Er was eens een jongen met een grote fantasie. Altijd vertelde hij verhalen over zijn vriendjes, maar vaak waren die verhalen niet zo leuk. Kortom, hij roddelde.
De ouders praten op hem in, maar de jongen bleef roddelen en kwaadspreken over zijn vriendjes. Ten einde raad vroegen ze de rabbi om raad.
Die ontbood de jongen en informeerde: ‘Waarom roddel je zo over je eigen vrienden?’
‘Ach,’ antwoordde de jongen, ‘dat zijn maar praatjes. Die doen geen kwaad en ik kan mijn woorden altijd weer terug nemen.’
‘Wie weet,’ zei de rabbi en hij praatte wat verder over koetjes en kalfjes. toen nam hij een veren kussen en zei tegen de jongen:
‘Neem dit kussen mee naar het marktplein, scheur het open en laat alle veren met de wind te laten meewaaien. kom daarna weer bij me terug.’
De jongen snapte niet waar dat goed voor kon zijn, maar het was leuk om te doen, dus hij stemde meteen in.
Op het open marktplein blies de wind de veren alle kanten uit. Ze vlogen allemaal in het rond en dansten in de wind. Wat een prachtig gezicht.
Toen het laatste veertje uit het kussen geschud was, keerde de jongen terug naar de rabbi.
‘Goed zo, zei de rabbi.
‘Ga terug naar de markt, raap alle veren weer op en stop ze in het kussen.’
‘Maar dat is onmogelijk,’ stamelde de jongen.

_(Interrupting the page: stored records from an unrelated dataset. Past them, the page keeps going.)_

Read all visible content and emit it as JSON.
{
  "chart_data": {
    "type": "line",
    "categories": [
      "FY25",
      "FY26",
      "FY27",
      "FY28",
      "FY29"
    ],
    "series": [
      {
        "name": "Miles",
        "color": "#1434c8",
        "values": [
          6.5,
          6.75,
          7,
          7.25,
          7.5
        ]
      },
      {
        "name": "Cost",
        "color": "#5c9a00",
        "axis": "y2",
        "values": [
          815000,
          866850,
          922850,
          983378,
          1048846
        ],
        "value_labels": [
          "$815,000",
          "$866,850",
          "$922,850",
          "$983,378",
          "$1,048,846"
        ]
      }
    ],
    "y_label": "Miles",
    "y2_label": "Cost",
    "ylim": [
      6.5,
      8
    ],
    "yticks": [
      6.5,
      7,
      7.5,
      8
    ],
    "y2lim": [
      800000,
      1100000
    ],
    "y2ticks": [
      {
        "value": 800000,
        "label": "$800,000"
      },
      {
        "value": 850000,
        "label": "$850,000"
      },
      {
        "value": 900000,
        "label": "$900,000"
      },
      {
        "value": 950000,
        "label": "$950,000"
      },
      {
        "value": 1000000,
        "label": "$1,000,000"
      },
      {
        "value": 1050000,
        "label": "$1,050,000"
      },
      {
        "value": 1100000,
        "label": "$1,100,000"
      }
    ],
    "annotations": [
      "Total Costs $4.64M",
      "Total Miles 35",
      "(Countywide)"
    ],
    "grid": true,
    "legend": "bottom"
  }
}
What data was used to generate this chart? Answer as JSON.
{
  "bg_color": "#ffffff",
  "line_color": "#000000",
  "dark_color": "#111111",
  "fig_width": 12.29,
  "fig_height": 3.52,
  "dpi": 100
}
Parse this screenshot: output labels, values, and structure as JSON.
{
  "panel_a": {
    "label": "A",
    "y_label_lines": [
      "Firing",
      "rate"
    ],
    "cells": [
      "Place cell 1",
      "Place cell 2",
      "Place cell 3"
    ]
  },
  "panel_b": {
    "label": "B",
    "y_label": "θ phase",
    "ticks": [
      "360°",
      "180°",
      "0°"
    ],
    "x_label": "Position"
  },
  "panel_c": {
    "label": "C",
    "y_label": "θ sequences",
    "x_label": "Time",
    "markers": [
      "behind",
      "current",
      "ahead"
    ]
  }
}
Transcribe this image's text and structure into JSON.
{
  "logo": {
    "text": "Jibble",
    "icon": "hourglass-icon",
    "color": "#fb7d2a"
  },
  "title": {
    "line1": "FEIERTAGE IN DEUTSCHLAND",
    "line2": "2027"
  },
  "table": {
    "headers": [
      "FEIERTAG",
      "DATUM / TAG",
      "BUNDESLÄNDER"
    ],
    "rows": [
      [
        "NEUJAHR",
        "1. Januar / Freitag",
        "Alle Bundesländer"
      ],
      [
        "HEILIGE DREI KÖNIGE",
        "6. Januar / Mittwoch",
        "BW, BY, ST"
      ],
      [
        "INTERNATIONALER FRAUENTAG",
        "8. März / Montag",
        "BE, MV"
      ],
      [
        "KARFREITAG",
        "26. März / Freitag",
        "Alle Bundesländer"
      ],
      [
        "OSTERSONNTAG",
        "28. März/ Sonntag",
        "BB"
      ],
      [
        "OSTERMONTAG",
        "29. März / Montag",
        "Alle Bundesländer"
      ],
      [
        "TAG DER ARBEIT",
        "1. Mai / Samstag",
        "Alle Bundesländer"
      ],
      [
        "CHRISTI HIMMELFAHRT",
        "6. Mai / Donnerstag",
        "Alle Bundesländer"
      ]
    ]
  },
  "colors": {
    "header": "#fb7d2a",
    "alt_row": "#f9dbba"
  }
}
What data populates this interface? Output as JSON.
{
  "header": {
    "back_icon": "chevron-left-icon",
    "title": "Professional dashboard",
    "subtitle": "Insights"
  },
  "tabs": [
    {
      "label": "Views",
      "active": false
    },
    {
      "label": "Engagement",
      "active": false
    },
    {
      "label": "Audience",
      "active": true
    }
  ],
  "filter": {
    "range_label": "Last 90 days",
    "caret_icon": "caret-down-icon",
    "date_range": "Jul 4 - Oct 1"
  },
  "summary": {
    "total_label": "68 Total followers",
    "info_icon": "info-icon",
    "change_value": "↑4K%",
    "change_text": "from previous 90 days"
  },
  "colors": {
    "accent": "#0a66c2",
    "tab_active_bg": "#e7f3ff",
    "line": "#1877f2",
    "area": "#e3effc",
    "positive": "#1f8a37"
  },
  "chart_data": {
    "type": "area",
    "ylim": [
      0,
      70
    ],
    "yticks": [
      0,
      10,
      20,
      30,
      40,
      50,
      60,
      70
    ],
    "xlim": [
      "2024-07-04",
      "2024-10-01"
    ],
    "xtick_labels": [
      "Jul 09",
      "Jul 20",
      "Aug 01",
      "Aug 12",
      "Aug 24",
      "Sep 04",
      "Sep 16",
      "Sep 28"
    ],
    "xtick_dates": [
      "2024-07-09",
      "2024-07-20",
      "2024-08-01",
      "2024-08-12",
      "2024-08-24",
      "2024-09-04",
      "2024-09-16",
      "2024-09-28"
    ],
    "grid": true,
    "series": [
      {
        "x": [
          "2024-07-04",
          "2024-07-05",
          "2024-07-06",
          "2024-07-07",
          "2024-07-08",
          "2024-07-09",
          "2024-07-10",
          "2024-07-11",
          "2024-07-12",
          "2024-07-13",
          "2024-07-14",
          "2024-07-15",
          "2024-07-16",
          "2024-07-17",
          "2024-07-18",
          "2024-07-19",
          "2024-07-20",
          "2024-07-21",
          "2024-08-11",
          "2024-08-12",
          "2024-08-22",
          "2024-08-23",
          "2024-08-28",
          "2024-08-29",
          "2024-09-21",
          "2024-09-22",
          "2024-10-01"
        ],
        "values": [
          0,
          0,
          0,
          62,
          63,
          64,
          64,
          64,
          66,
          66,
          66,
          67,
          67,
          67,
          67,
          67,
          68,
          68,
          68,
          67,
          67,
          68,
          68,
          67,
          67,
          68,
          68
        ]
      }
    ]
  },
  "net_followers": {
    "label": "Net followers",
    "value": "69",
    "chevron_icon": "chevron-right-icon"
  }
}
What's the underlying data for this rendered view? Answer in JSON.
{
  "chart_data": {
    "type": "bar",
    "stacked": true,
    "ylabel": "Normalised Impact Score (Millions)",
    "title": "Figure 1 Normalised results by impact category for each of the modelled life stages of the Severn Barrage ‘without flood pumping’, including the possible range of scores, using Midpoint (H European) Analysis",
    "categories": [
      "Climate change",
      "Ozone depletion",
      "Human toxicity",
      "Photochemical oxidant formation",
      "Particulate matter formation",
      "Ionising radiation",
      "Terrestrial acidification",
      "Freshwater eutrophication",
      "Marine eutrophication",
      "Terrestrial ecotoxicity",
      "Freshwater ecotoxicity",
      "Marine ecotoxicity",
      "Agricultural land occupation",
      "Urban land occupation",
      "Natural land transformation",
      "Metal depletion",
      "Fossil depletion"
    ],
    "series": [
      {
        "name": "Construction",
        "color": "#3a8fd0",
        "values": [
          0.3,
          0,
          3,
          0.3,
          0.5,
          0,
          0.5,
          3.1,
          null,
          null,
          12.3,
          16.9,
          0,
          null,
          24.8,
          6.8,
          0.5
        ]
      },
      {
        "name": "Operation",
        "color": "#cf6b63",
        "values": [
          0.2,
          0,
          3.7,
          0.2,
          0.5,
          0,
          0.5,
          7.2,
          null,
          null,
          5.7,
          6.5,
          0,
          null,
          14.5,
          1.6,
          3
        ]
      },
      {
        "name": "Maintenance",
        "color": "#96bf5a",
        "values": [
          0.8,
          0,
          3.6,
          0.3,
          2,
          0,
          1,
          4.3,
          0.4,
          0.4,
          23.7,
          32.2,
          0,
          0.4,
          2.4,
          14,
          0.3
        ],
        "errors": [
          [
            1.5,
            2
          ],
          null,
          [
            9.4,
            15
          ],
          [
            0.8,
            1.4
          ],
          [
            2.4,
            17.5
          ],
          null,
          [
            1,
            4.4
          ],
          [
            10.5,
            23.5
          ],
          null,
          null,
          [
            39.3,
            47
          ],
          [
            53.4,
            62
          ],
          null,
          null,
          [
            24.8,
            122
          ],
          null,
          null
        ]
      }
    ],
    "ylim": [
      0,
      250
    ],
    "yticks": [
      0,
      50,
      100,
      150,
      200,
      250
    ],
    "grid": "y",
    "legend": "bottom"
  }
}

‘Dat heb je goed gezien,’ zei de rabbi. ‘Net zo onmogelijk als het terugnemen van al die roddels over je vriendjes die jij hebt verspreid. let dus voortaan op je woorden. Ze zijn als veren: eenmaal uitgestrooid, kun je ze nooit meer terughalen.’
-Joods verhaal

Aan jou de vraag, wat ga jij doen met je kussen, heb jij het nog in je?